Lin Qiao, the head of the group of migrant workers, was struck in the head and stabbed in the leg, severing his nerves.
Lin told ThePaper.cn that the developers still owed 30 million yuan for the project and 5 million yuan in unpaid wages.
Xia said she and her husband came to the construction site in March 2015 and finished their work in September. But Xia and her husband never received their pay even before returning home.
Xia said she thought they could get the money in 2016. “We went back home with no money last year. This year we had to get the money to buy something for the family and for the newborn grandson,” she said.
Xia and her husband found another part-time job in Zhijin, Guizhou province.
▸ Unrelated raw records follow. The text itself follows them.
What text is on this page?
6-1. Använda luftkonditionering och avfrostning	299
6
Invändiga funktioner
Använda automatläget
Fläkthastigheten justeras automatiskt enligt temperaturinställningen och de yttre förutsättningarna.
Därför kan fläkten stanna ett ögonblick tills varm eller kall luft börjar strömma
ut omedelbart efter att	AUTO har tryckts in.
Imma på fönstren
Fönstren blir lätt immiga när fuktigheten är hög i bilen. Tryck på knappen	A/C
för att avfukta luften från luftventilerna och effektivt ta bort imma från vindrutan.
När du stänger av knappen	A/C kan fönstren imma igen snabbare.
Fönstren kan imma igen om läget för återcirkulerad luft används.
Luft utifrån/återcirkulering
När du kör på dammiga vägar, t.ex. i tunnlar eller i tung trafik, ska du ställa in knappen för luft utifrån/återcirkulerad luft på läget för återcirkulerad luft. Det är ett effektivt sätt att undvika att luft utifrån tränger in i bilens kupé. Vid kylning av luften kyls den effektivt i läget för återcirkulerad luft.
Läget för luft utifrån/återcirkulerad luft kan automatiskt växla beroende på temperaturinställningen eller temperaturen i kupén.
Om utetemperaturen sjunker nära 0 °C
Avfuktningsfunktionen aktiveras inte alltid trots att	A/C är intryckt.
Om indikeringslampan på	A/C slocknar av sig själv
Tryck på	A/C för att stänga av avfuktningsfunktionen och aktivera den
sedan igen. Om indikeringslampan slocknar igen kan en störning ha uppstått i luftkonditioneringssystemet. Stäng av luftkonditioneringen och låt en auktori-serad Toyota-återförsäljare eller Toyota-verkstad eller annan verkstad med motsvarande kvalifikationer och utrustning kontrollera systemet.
Recalling the incident, Xia said several of the men broke her ribs and taunted with a knife after Lin collapsed under his wounds. She said she hid behind several cars during the remainder of the melee. Her husband’s hand was injured during the attack.
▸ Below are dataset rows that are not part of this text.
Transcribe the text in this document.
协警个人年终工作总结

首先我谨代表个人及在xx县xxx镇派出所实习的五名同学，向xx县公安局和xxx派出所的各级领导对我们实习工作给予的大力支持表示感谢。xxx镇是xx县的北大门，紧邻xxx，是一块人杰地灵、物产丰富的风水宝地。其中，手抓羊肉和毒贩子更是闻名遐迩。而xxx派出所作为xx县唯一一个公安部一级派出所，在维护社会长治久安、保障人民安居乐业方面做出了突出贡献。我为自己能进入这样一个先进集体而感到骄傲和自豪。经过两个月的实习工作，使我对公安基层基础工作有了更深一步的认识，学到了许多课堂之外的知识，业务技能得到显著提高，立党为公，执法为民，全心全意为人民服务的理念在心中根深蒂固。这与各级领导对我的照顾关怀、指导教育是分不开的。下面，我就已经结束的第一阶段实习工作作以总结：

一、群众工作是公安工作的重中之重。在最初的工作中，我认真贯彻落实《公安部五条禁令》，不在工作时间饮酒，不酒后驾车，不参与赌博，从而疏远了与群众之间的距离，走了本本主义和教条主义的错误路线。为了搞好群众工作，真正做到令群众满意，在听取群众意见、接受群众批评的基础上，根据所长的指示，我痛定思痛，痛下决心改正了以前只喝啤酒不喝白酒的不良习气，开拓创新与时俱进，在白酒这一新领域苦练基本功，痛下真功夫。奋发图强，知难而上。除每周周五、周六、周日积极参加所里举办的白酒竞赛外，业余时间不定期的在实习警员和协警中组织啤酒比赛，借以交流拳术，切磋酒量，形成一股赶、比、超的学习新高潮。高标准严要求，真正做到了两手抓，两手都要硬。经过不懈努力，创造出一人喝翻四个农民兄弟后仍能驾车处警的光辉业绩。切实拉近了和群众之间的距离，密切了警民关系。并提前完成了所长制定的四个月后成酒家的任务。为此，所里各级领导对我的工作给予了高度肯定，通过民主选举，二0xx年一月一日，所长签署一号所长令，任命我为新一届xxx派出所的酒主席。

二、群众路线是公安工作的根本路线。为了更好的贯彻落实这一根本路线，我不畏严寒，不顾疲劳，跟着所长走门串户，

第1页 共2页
Xia was required to stay in bed for four months while her husband went back to work. “Staying in bed meant losing hundreds of yuan each day. I don’t know whether we can still afford tickets,” Xia said.
Liu Yunsheng, 55, was also among the migrant workers who were attacked. Another coworker, Zhang Daobin, 41, suffered a fractured tailbone.
Lin Qiao said the developers paid 4.6 million yuan to the workers, which was 80 percent of the total after the local Labor Supervision Department helped to negotiate.
Lin said that since March 2015, the developers halted the project while ordering new materials. In November 2015, two workers died and three were seriously injured in an accident that caused a second stoppage.
Lin said the developers kept saying money was coming soon and would only be available after the homes were sold.
Xia Renchun’s group was one of tens of thousands to seek their missing wages this season.
In March 2016, Prime Minister Li Keqiang spoke about unfair treatment of workers during the Jiangsu Representative Group Conference. It was the first time the problem of migrant workers was mentioned during the National People’s Congress and Chinese People’s Political Consultative Conference.
Li Yan, deputy director of the Trade Union of Changzhi, Shanxi province said such disputes are the result of a complicated relationship between developers, contractors and workers. Usually workers have an oral contract with the company that signed a contract with the developers.
According to the report on migrant workers’ withheld wages in 2014 by the Focus on New Generation Migrant Workers Plan and Beijing Xingzai Renjian Culture Development Center, more than 97 percent of construction projects are contracted to multiple companies. Migrant workers always end up on the bottom of these complex relationships.
In December 2016, Qiaoxi Court Enforcement Command Center in Shijiazhuang, Hebei province helped migrant workers to recover 14,000 yuan in unpaid wages.
As of November, Shijiazhuang helped more than 60,000 migrant workers to recover 560 million yuan in unpaid wages. The justice department also opened a legal hotline to help migrant workers.